Jonathan Sterne is a scholar who writes on sound and music, history and philosophy of technology, cultural studies and digital media. Author of The Audible Past: Cultural Origins of Sound Reproduction (Duke University Press, 2003), MP3: The Meaning of a Format (Duke University Press, 2012), editor of The Sound Studies Reader (Routledge, 2012). Sterne teaches in the Department of Art History and Communication Studies at McGill University in Montreal (Canada). He also makes sound. http://sterneworks.org

Jean-Paul Thibaud is a sociologist, urban planner, senior researcher at CNRS, and researcher at CRESSON (Centre de Recherche sur l’Espace Sonore et l’Environnement Urbain / Research Center on Sonic Space and the Urban Environment) in Paris, France. His field of research is related to the theory of urban ambiances, the ordinary perception in urban environment, the sensory culture and ethnography of public places. He is the scientific coordinator of the International Ambiances Network (www.ambiances.net).
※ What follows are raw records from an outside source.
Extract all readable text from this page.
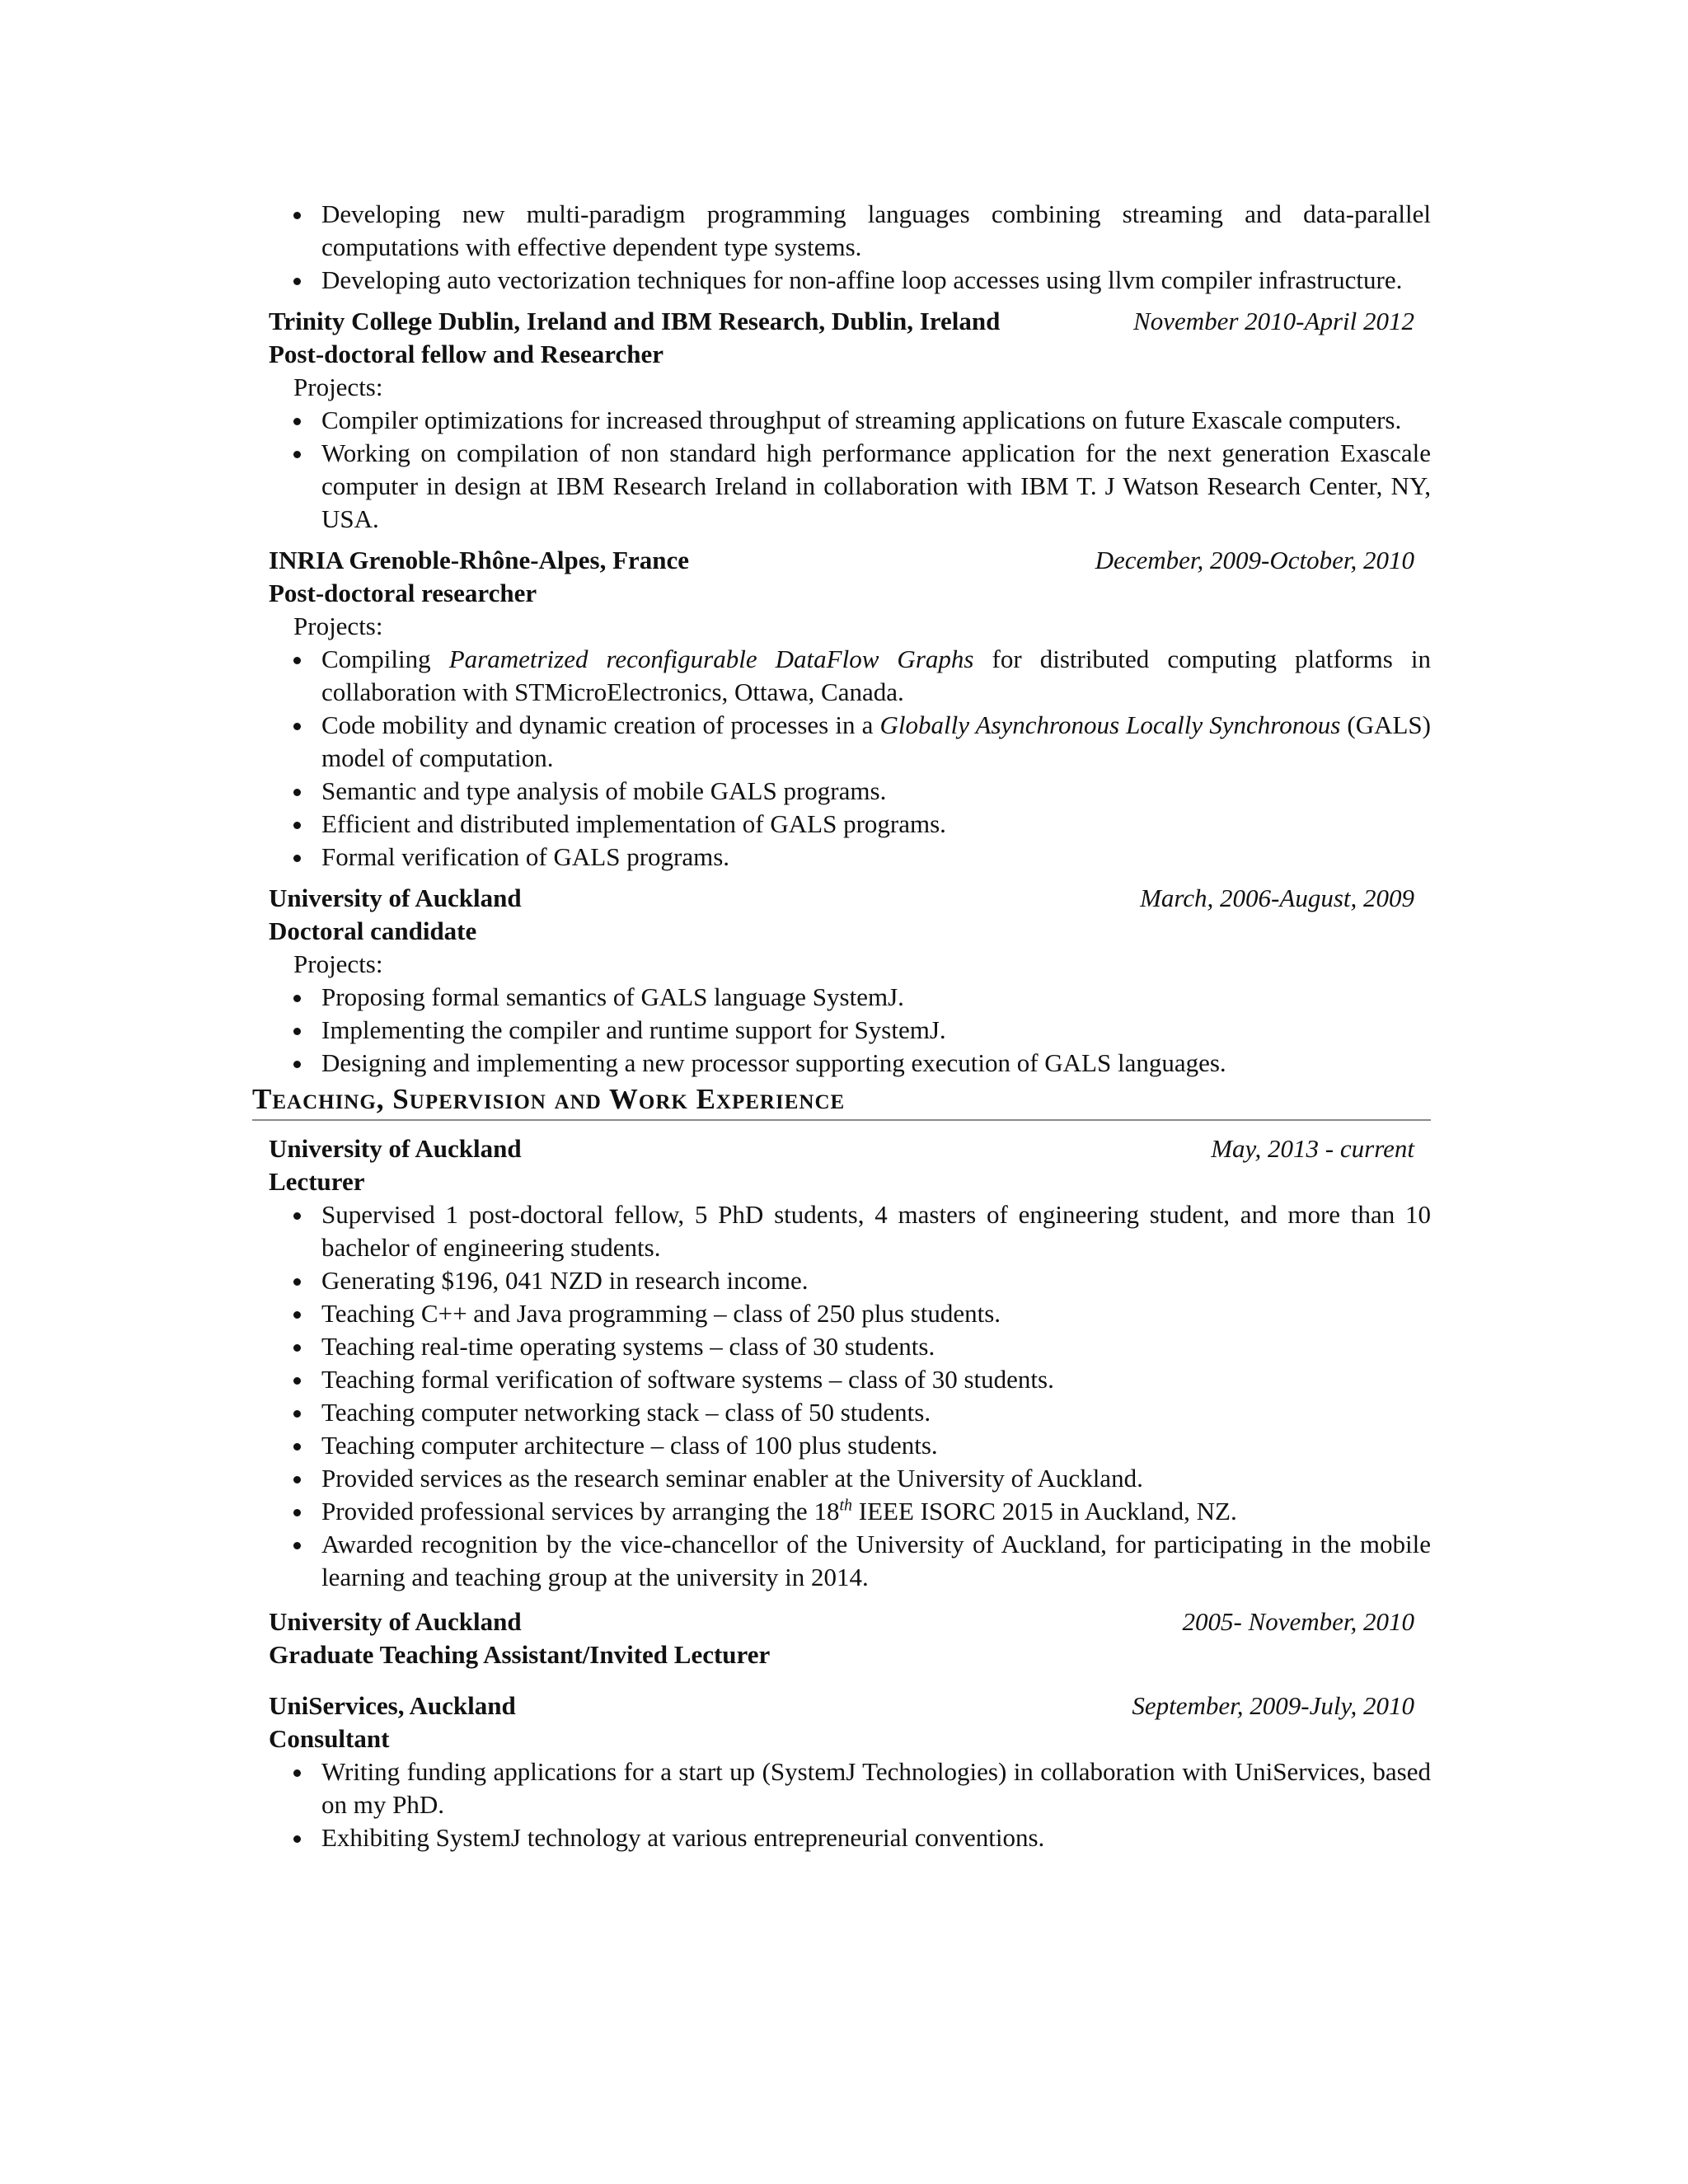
Developing new multi-paradigm programming languages combining streaming and data-parallel computations with effective dependent type systems.
Developing auto vectorization techniques for non-affine loop accesses using llvm compiler infrastructure.
Trinity College Dublin, Ireland and IBM Research, Dublin, Ireland	November 2010-April 2012
Post-doctoral fellow and Researcher
Projects:
Compiler optimizations for increased throughput of streaming applications on future Exascale computers.
Working on compilation of non standard high performance application for the next generation Exascale computer in design at IBM Research Ireland in collaboration with IBM T. J Watson Research Center, NY, USA.
INRIA Grenoble-Rhône-Alpes, France	December, 2009-October, 2010
Post-doctoral researcher
Projects:
Compiling Parametrized reconfigurable DataFlow Graphs for distributed computing platforms in collaboration with STMicroElectronics, Ottawa, Canada.
Code mobility and dynamic creation of processes in a Globally Asynchronous Locally Synchronous (GALS) model of computation.
Semantic and type analysis of mobile GALS programs.
Efficient and distributed implementation of GALS programs.
Formal verification of GALS programs.
University of Auckland	March, 2006-August, 2009
Doctoral candidate
Projects:
Proposing formal semantics of GALS language SystemJ.
Implementing the compiler and runtime support for SystemJ.
Designing and implementing a new processor supporting execution of GALS languages.
Teaching, Supervision and Work Experience
University of Auckland	May, 2013 - current
Lecturer
Supervised 1 post-doctoral fellow, 5 PhD students, 4 masters of engineering student, and more than 10 bachelor of engineering students.
Generating $196, 041 NZD in research income.
Teaching C++ and Java programming – class of 250 plus students.
Teaching real-time operating systems – class of 30 students.
Teaching formal verification of software systems – class of 30 students.
Teaching computer networking stack – class of 50 students.
Teaching computer architecture – class of 100 plus students.
Provided services as the research seminar enabler at the University of Auckland.
Provided professional services by arranging the 18th IEEE ISORC 2015 in Auckland, NZ.
Awarded recognition by the vice-chancellor of the University of Auckland, for participating in the mobile learning and teaching group at the university in 2014.
University of Auckland	2005- November, 2010
Graduate Teaching Assistant/Invited Lecturer
UniServices, Auckland	September, 2009-July, 2010
Consultant
Writing funding applications for a start up (SystemJ Technologies) in collaboration with UniServices, based on my PhD.
Exhibiting SystemJ technology at various entrepreneurial conventions.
David Toop is a musician, writer, and sound curator. Among his books are Ocean of Sound (Serpent’s Tail, 1995), Haunted Weather (Serpent’s Tail, 2004) and Sinister Sonorance (Continuum, 2010). He is Professor and Chair of Audio Culture and Improvisation and member of CRISAP (Creative Research into Sound Arts Practice) of the London College of Communication, London (UK).


Stephen Vitiello is an electronic musician and sound artist. Vitiello transforms incidental atmospheric noises into mesmerizing soundscapes that alter our perception of the surrounding environment. As an installation artist, he is particularly interested in the physical aspect of sound and its potential to define the form and atmosphere of a spatial environment. He is Professor of Kinetic Imaging at Virginia Commonwealth University in Richmond, VA (USA).


Salomé Voegelin is an artist and writer engaged in listening and hearing as a socio-political practice. She is the author of Sonic Possible Worlds: Hearing the Continuum of Sound (Bloomsbury, 2014) and Listening to Noise and Silence: Towards a Philosophy of Sound Art (Continuum, 2010). Voegelin is an Associate Professor in Sound Arts at the London College of Communication, UAL.